Ya es oficial. El mercado se ha cerrado y el Mallorca lo ha confirmado en el último segundo. No fue la primera opción. Tampoco la segunda. Ni siquiera la tercera. Zito André Sebastião Luvumbo llega al RCD Mallorca después de que el club fuera viendo cómo, uno a uno, los objetivos prioritarios se iban cayendo del tablero. El dorsal 77 del Cagliari viaja a la isla para intentar firmar un papel más destacado que el que ha protagonizado en su última temporada en la Serie A italiana.
Era la última opción
Antes hubo muchos nombres por delante. El principal era el del noruego Andreas Schjelderup, del Benfica. En los últimos días existía acuerdo total para cerrar la operación, pero José Mourinho frenó el movimiento y exigió que el atacante permaneciera en Lisboa. Schjelderup había firmado hasta ahora 3 goles y 2 asistencias esta temporada.

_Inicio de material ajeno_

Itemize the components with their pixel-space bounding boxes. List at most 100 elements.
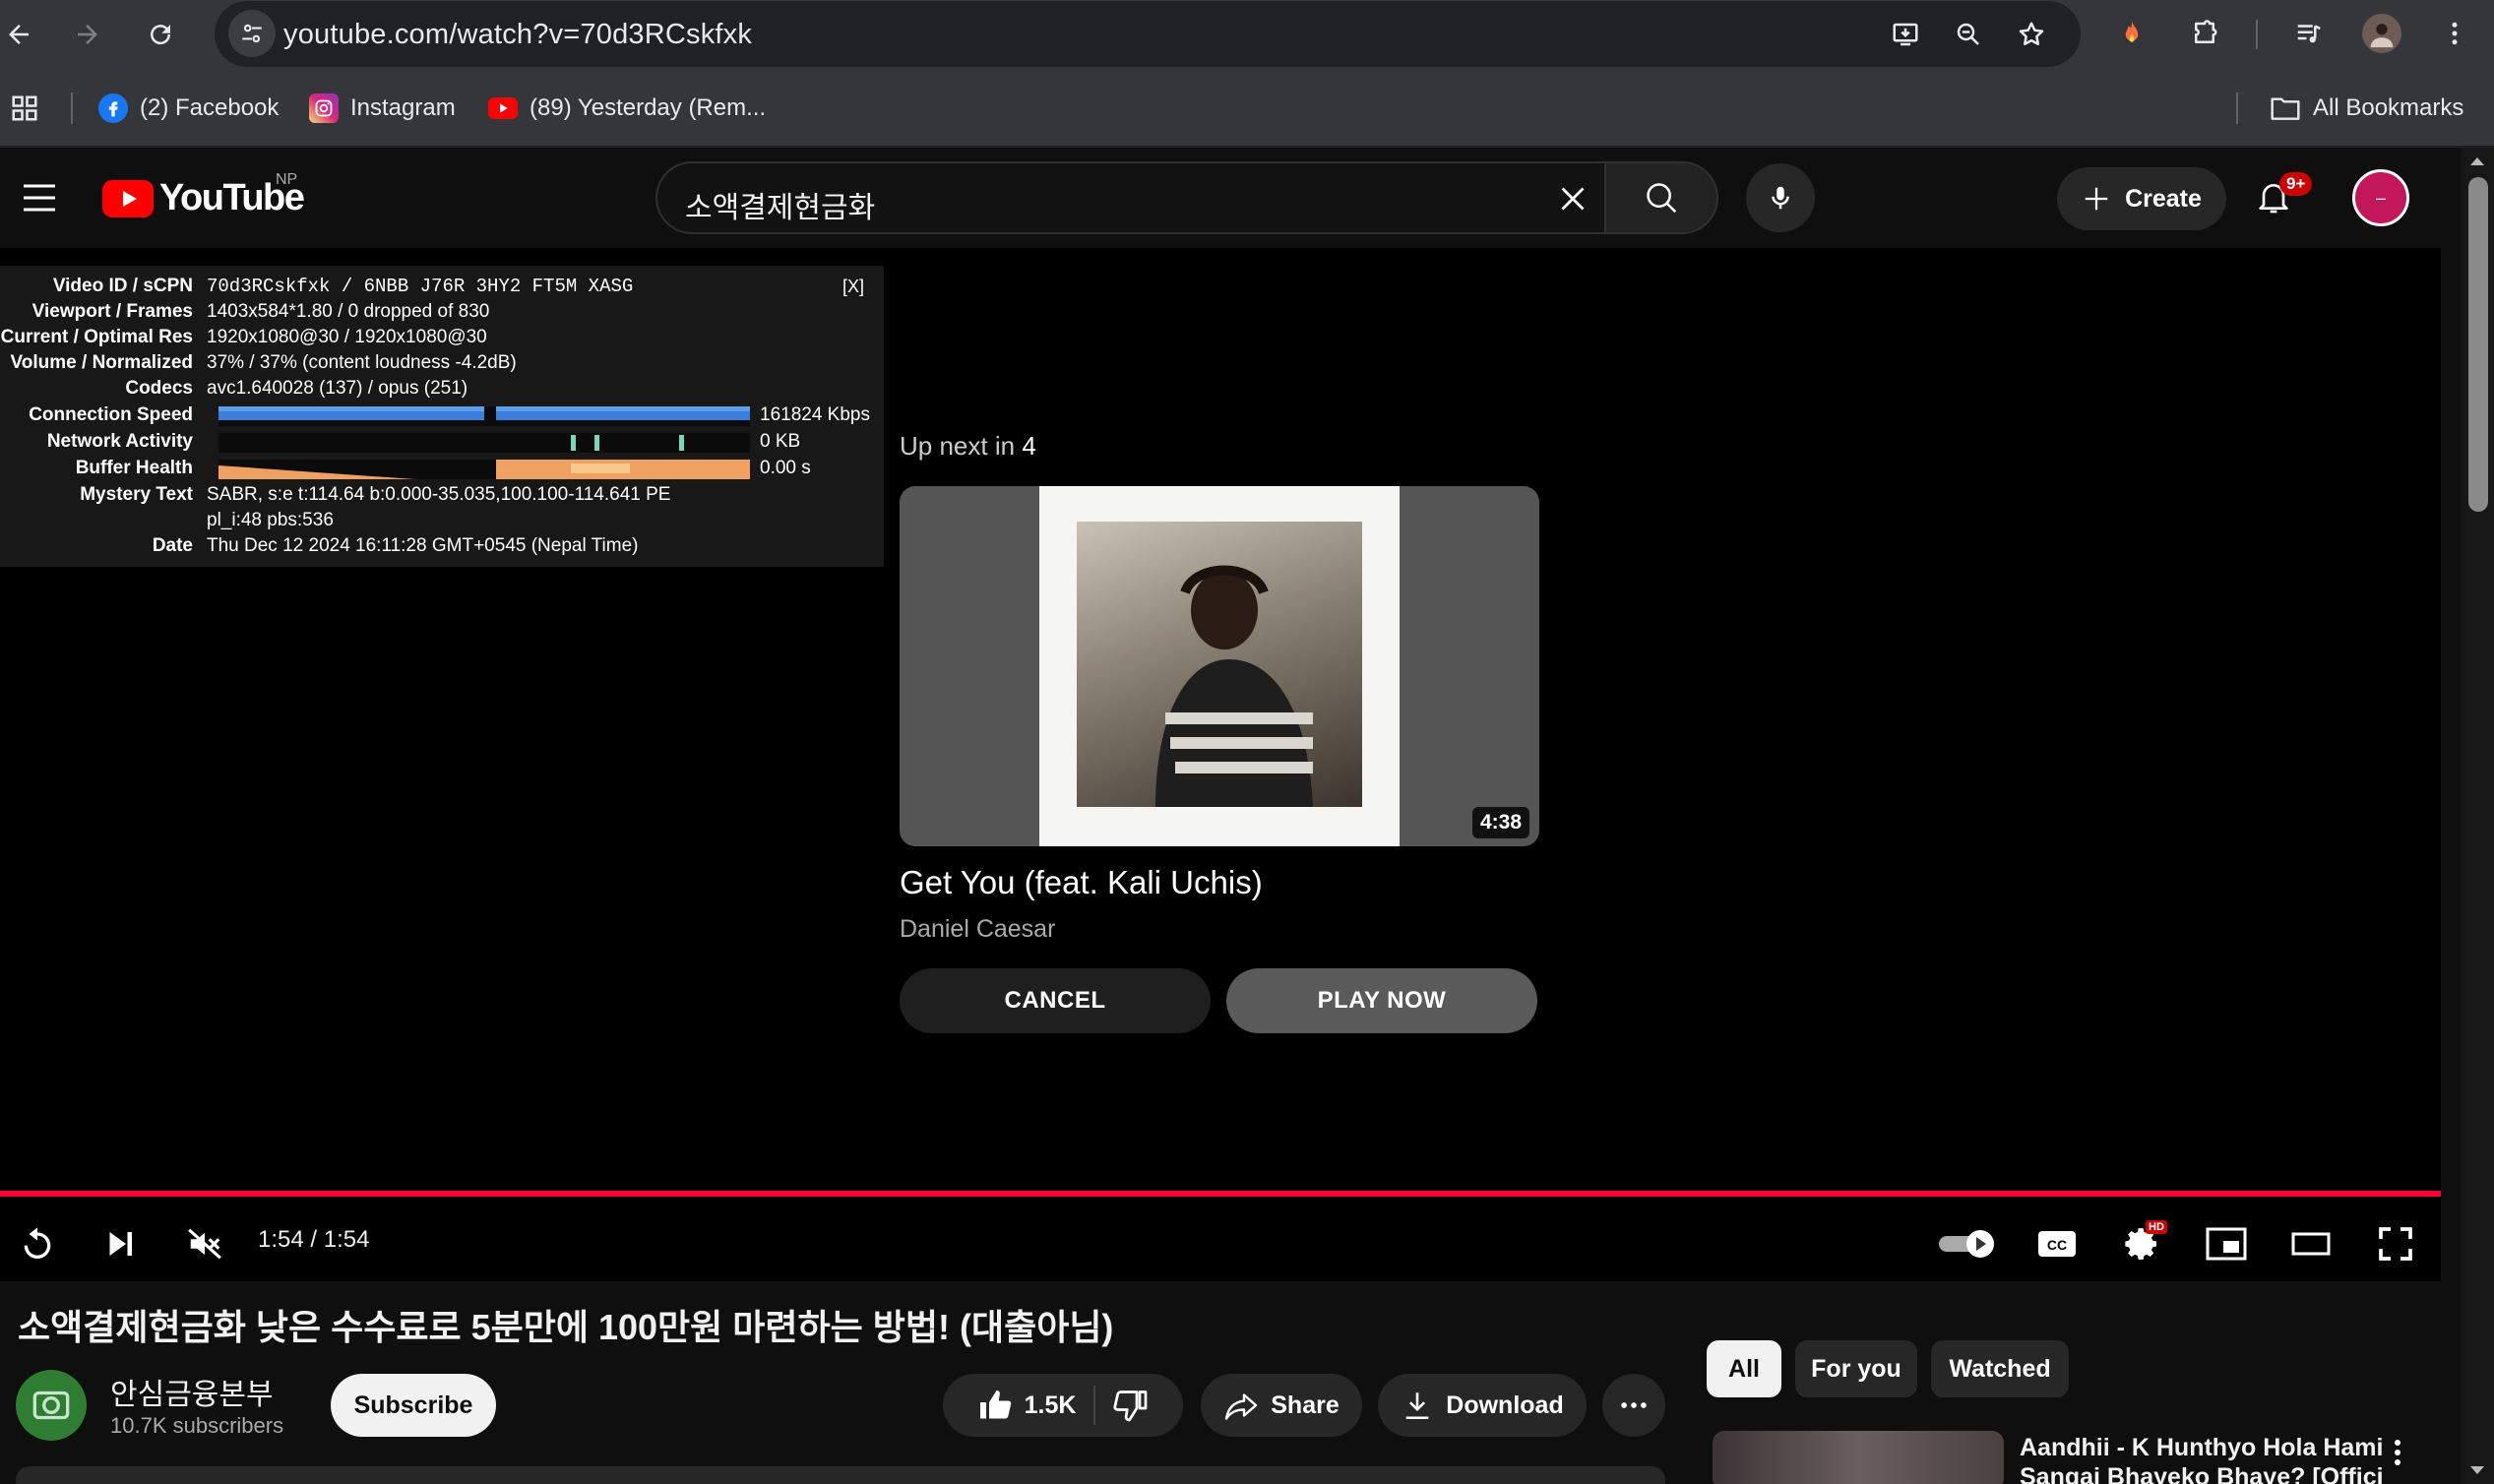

Tampoco prosperó la vía David Datro Fofana. El delantero propiedad del Chelsea optó finalmente por el Strasbourg, descartando tanto al Mallorca como al Auxerre. Y el nombre de Cédric Bakambu tampoco llegó a activarse: el atacante seguirá en el Real Betis, condicionado por una situación personal, con su pareja embarazada, que le llevará a terminar la temporada en el conjunto verdiblanco.
En ese escenario aparece Luvumbo, que aterriza procedente del Cagliari tras una temporada prácticamente en blanco en la Serie A, sin minutos ni goles. Llegó a Italia con un futuro prometedor y se marcha, de momento, desde el olvido competitivo.

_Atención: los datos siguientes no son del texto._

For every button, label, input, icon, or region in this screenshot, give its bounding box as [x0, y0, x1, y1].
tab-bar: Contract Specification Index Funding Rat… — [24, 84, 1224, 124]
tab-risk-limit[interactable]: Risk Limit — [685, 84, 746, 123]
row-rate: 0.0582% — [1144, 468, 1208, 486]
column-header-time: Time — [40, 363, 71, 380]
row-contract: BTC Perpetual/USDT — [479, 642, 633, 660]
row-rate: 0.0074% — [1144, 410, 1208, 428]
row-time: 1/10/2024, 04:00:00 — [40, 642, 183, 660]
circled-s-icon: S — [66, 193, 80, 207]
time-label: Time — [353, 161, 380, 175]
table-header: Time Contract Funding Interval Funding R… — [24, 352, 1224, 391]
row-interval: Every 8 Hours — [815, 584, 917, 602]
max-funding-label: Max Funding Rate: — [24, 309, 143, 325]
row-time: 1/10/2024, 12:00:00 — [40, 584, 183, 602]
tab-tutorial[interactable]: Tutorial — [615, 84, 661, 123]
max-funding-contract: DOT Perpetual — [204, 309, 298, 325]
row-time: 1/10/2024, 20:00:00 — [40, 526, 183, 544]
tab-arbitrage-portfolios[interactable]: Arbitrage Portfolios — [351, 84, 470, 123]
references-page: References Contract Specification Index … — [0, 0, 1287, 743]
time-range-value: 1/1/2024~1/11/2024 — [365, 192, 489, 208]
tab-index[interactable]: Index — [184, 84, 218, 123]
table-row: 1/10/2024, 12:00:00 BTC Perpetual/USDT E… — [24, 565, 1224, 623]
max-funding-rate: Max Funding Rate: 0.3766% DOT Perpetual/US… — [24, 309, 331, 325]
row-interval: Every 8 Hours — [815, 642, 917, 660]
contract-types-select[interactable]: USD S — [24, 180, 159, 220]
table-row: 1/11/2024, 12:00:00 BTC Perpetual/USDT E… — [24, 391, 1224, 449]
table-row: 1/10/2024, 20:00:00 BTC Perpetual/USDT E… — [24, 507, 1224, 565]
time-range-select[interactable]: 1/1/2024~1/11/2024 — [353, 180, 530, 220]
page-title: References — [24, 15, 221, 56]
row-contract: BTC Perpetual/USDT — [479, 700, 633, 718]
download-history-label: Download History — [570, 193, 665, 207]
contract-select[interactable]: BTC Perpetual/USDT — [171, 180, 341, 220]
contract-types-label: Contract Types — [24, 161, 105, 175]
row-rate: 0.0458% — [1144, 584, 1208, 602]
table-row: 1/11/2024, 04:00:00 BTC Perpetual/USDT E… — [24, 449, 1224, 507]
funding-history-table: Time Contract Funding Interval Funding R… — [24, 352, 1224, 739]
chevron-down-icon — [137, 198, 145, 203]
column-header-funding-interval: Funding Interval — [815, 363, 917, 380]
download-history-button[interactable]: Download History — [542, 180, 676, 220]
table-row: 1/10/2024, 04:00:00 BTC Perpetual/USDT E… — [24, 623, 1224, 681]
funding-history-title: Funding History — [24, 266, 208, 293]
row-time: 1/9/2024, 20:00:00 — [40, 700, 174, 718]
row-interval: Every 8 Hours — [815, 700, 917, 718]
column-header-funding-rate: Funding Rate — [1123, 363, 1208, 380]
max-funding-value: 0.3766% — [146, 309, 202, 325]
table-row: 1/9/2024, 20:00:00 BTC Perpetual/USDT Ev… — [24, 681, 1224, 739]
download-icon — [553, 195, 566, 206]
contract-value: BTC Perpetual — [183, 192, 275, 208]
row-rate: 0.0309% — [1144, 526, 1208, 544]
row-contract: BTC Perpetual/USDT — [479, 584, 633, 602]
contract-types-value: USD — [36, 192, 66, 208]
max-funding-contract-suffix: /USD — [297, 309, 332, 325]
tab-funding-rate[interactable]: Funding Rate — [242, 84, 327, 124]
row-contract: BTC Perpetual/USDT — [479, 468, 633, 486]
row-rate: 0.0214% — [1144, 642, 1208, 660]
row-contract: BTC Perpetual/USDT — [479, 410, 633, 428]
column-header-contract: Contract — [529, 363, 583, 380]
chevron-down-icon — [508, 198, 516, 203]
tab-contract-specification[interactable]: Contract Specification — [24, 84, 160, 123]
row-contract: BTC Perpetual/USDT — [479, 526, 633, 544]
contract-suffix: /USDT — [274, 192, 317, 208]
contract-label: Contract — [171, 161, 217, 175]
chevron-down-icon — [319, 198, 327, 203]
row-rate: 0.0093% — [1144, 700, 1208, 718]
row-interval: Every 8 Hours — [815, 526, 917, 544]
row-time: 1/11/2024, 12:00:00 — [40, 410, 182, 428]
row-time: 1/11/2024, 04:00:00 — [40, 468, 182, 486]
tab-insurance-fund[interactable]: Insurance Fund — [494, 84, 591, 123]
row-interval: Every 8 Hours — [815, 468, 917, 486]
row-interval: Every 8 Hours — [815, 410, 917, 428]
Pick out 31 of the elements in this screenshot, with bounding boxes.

Con 23 años recién cumplidos, Zito André Sebastião Luvumbo nació en Luanda (Angola) el 9 de marzo de 2002. Es internacional absoluto con Angola, con 32 partidos y un gol, y debutó con la selección el 6 de septiembre de 2019 ante Gambia, en la fase de clasificación para el Mundial de 2022. Su contrato con el Cagliari se extiende hasta junio de 2028 y llega a la isla en calidad de cedido.
De ser un prometedor futbolista a pasar inadvertido esta temporada
En categoría juvenil impresionó desde el primer momento a los especialistas, destacando con la selección sub-17 de su país: fue elegido mejor jugador de la COSAFA en 2018, el torneo reservado a las selecciones nacionales del África meridional; además, fue uno de los líderes del equipo tanto en la Copa de África como en el Mundial de la categoría, disputado en Brasil el año pasado.
En el conjunto rossoblù desde 2020, fue uno de los futbolistas más importantes del equipo Primavera en las temporadas 2020/21 y 2021/22, acumulando 39 partidos y 16 goles. Entre medias vivió una breve cesión al Como en la Serie B. Con sus actuaciones contribuyó al ascenso a la Serie A del Cagliari, siendo especialmente decisivos los dos goles marcados ante el Parma en el partido de ida de las semifinales del play-off.
Un presente que genera dudas
El problema es el presente. El rol de Luvumbo en la élite italiana se ha diluido desde 2024 hasta desaparecer. Luvumbo es un extremo ofensivo, capaz de jugar por ambas bandas, con velocidad, desborde y regate, un perfil diseñado para el uno contra uno y para generar superioridad. Condiciones no le faltan. Continuidad, sí.
Será además el segundo futbolista angoleño en vestir la camiseta del Mallorca, tras Jorge Mendoza en la temporada 1969/70. Llega como una apuesta tardía, casi forzada, con más pasado que presente inmediato. Ahora le toca demostrar que no es solo el plan que quedó en pie cuando todos los demás se vinieron abajo.